You are given a GitHub issue and the content of the file that contains the bug.
Write an executable bash script that will modify the target file to fix the bug (e.g. using cat << 'EOF' > {target_file} or inline python edits).
Wrap your bash script in ```bash ... ``` tags. Do not output raw python code directly.

Target File: {target_file}

Original File Content:
```python
{file_content}
```

Issue:
{example['problem_statement']}
"""
        return {
            "prompt": prompt,
            "repo": example["repo"],
            "instance_id": example["instance_id"],
            "base_commit": example["base_commit"],
        }
        
    dataset = dataset.map(format_dataset)

    model_name = "Qwen/Qwen2.5-Coder-1.5B-Instruct"
    tokenizer = AutoTokenizer.from_pretrained(model_name)

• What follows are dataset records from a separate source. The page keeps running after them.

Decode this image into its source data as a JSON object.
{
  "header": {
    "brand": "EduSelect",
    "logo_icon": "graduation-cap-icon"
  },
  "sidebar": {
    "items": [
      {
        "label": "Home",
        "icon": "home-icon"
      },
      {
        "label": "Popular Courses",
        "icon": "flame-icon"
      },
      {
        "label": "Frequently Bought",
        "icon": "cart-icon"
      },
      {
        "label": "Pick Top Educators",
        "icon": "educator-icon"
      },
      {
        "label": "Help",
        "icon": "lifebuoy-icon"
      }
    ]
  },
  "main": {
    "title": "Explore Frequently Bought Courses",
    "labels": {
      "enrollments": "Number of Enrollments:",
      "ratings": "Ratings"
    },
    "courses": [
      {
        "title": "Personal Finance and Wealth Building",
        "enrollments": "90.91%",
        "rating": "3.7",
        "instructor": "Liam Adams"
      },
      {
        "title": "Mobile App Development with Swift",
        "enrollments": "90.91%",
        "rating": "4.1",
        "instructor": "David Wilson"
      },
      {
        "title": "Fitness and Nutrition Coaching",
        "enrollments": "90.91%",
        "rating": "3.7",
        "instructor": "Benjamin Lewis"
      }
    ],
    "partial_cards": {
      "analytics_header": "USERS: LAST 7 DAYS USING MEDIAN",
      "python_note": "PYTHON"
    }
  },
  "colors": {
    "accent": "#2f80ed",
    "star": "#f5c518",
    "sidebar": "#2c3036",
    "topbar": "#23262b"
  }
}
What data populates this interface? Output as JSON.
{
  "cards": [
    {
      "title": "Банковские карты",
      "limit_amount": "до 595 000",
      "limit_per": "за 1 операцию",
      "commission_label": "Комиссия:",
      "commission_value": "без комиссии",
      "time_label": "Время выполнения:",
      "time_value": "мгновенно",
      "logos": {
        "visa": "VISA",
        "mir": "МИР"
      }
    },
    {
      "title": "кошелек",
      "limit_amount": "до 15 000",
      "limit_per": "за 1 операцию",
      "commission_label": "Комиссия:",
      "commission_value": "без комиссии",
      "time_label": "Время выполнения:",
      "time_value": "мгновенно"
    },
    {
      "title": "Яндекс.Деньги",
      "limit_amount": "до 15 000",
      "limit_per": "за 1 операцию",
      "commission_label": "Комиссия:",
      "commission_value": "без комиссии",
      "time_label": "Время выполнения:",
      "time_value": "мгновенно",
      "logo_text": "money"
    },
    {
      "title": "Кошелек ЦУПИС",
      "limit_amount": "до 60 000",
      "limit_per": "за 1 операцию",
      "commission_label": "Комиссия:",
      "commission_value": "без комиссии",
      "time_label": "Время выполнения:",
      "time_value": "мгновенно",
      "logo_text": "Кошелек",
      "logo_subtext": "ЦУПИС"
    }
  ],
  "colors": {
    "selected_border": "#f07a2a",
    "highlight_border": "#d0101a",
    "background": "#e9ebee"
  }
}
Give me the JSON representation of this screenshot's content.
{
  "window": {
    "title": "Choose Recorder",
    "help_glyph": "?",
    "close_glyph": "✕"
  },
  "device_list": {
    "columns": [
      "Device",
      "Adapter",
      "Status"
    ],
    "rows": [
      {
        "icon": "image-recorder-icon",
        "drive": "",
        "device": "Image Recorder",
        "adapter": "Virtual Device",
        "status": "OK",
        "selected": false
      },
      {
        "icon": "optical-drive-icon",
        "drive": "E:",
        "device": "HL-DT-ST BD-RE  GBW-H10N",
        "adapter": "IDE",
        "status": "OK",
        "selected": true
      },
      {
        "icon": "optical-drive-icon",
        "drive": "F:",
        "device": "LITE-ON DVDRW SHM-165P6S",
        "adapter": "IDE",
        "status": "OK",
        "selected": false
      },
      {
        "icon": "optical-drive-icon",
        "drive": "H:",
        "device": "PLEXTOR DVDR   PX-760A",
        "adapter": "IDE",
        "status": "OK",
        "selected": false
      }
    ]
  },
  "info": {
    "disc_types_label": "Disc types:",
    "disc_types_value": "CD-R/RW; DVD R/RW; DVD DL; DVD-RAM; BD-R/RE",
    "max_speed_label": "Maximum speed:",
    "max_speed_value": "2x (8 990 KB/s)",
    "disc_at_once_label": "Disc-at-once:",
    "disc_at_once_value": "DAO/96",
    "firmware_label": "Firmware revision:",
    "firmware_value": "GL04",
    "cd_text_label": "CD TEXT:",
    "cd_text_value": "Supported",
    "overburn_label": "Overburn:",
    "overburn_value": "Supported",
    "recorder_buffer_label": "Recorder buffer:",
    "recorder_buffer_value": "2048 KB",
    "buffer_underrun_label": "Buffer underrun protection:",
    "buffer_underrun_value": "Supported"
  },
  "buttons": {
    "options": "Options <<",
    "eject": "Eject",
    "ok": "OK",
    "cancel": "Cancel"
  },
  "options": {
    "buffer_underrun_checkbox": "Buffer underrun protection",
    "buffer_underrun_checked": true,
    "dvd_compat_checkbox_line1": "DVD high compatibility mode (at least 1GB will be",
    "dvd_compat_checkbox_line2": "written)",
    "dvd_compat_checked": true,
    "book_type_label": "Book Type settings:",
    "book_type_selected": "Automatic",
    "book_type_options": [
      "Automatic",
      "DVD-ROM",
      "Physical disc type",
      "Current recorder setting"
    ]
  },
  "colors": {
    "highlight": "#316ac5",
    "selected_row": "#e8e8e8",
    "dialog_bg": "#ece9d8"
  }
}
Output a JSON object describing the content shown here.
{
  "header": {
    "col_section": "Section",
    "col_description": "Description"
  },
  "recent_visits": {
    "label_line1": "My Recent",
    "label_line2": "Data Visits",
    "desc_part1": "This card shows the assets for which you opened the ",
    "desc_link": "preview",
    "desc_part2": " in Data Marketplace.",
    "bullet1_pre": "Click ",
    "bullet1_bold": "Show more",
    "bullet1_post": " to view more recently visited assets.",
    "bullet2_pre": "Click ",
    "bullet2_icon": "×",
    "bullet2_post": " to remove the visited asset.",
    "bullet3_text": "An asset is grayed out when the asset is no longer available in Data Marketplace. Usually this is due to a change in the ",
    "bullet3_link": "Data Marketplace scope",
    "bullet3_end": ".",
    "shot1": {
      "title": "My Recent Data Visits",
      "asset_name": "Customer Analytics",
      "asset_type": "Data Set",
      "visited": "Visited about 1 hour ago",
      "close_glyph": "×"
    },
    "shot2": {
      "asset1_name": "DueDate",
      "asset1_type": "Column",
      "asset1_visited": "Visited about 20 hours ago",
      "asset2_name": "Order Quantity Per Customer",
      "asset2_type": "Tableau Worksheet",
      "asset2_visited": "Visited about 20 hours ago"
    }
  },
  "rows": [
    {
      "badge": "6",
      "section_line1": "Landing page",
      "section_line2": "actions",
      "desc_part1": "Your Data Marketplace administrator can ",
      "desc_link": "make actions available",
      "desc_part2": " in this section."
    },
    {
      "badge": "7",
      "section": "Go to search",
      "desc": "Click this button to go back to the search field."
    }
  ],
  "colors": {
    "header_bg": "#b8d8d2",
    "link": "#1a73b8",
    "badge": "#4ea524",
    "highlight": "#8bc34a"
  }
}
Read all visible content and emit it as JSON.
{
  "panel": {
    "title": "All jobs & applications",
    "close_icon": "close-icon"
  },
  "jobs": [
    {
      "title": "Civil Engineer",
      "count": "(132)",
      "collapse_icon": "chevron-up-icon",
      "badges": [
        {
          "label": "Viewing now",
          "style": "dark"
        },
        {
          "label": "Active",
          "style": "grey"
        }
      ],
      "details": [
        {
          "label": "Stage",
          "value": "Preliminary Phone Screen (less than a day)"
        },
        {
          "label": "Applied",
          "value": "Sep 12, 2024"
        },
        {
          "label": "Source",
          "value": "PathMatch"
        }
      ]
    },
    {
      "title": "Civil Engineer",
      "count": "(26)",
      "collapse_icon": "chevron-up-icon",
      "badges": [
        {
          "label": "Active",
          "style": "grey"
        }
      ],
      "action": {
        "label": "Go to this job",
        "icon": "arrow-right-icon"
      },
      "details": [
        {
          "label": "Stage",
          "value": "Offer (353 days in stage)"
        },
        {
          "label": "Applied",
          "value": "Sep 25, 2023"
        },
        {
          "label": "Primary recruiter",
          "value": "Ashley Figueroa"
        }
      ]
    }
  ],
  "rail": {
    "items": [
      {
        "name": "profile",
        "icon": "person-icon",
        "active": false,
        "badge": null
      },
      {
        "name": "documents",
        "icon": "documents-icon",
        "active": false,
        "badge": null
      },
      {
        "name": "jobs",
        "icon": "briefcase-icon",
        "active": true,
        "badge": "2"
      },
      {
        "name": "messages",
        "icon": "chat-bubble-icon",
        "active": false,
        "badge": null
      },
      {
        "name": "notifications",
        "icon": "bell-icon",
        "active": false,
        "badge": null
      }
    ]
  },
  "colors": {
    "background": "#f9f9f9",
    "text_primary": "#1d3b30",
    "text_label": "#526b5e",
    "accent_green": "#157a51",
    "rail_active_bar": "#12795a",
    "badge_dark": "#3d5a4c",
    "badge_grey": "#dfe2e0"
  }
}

    training_args = GRPOConfig(
        output_dir="outputs",
        learning_rate=5e-6,
        max_steps=50,
        per_device_train_batch_size=1,
        gradient_accumulation_steps=4,
        num_generations=4,
    )

    trainer = GRPOTrainer(
        model=model_name,
        processing_class=tokenizer,
        reward_funcs=[sandbox_reward_func],
        args=training_args,
        train_dataset=dataset,
    )

    print("Starting GRPO training with GKE Agent Sandboxes...")
    trainer.train()

def main():
    print("Submitting training job to GPU worker...")
    ray.get(train.remote())

if __name__ == "__main__":
    main()
EOF

Submit the Job to the Cluster

First, port-forward to the Ray Head dashboard and submit the training job from your local machine:

kubectl port-forward service/grpo-cluster-head-svc 8265:8265 &

ray job submit \
  --address http://localhost:8265 \
  --runtime-env-json '{"working_dir": "."}' \
  -- python train_trl.py

Monitor the Run

You can monitor the progress of your run:

Ray Dashboard: Open http://localhost:8265 in your browser.
Sandbox Claims: Watch GKE dynamically claim and release sandboxes under gVisor:
```
watch -n 1 "kubectl get sandboxclaims,sandboxes,pods"
```

6. Conclusion

Congratulations! You have successfully configured and executed a high-performance distributed RL training loop securely on GKE Standard using GKE Agent Sandboxes.